Cool Stuff in Paris. By Manning Leonard Krull.

The Wolves of Paris

Wolf design on the floor of Sainte-Chapelle.

Les Loups de Paris — the Wolves of Paris — were a pack of man-eating wolves who allegedly terrorized Paris during the winter of 1450. Normally, of course, wolves in 15th-century France remained in the forest to hunt and didn't pose a threat to humans, and occasionally when times were tough they might venture toward a farm to poach a sheep or two. But this particular winter was especially harsh and prey was scarce, so the desperate and starving wolves had no choice but to make Paris their new hunting ground. The account of all of this is pretty terrifying and exciting and I have no idea if it's completely true, but a handful of articles and books and websites I've found are all consistent on the basic details of this story...

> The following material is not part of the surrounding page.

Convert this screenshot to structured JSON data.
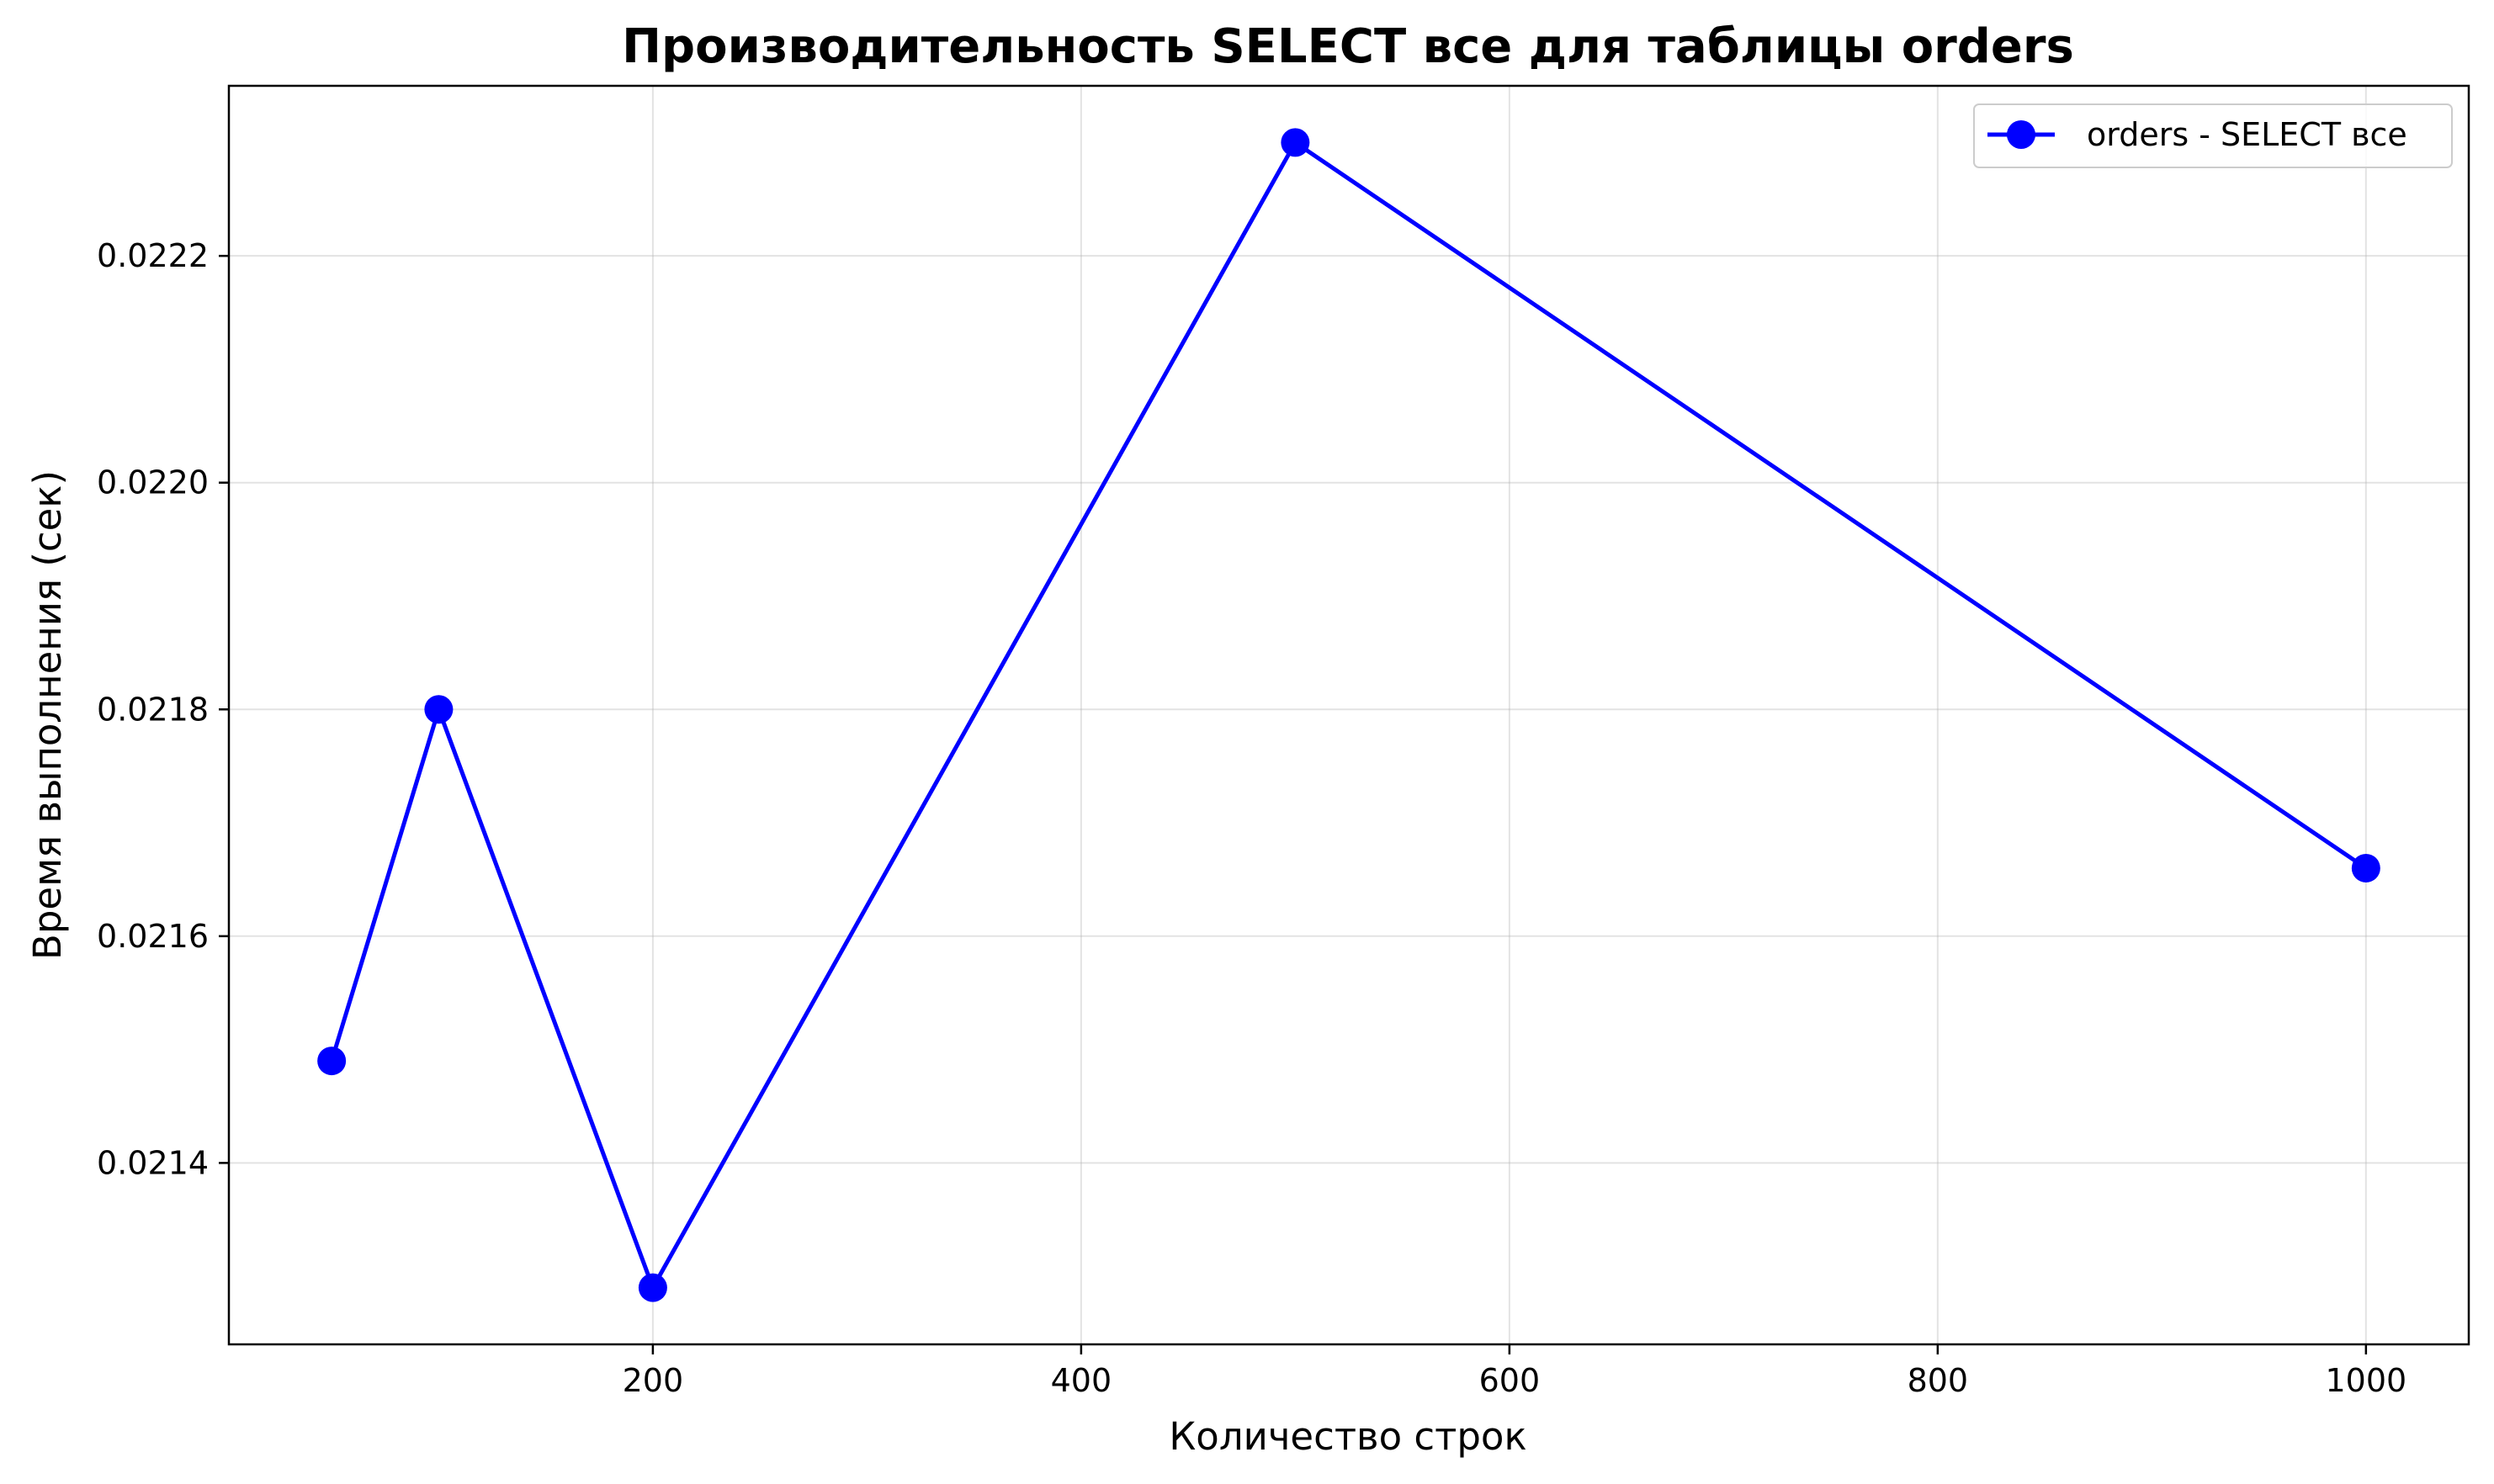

The hungry pack were able to enter Paris through breaches in the city's poorly maintained outer walls, which had been erected in the early 13th century by King Philippe Auguste to protect the city from invaders of the human variety. (You can still see a few broken remnants of those walls scattered through the Marais! Here's a link to a tiny back street where you can easily find a chunk of the wall.) The walls had fallen into a state of disrepair during more peaceful times, and the wolves managed to get through — I'm unable to find record of any huffing or puffing involved. And throughout that one long winter in 1450, the wolves managed to kill forty Parisians, sending the city into a state of panic. The wolf problem dominated gossip city-wide, and the Parisians even gave a nickname to the pack's leader: "Courtaud," which more or less translates as Bobtail, court being the French word for short. I'm assuming Courtaud was missing part or all of his or her tail.

As the story goes, eventually the besieged citizens of Paris had had enough, and they concocted a scheme to get rid of Courtard and the whole bloodthirsty pack once and for all. A group of brave Parisians lured and prodded the wolves onto the isolated Ile de La Cité in the center of town, and the crowd stoned and speared the entire pack to death right in the public square in front of Notre Dame.

There's a historical fiction novel covering the story of the Wolves of Paris, called, appropriately enough, The Wolves of Paris, by Daniel P. Mannix. I haven't read it myself but I'd love to check it out, just to see if it fills in any of the gaps I've found in all the accounts of the story I've been able to dig up. If you get a chance to read the book, let me know if it's any good!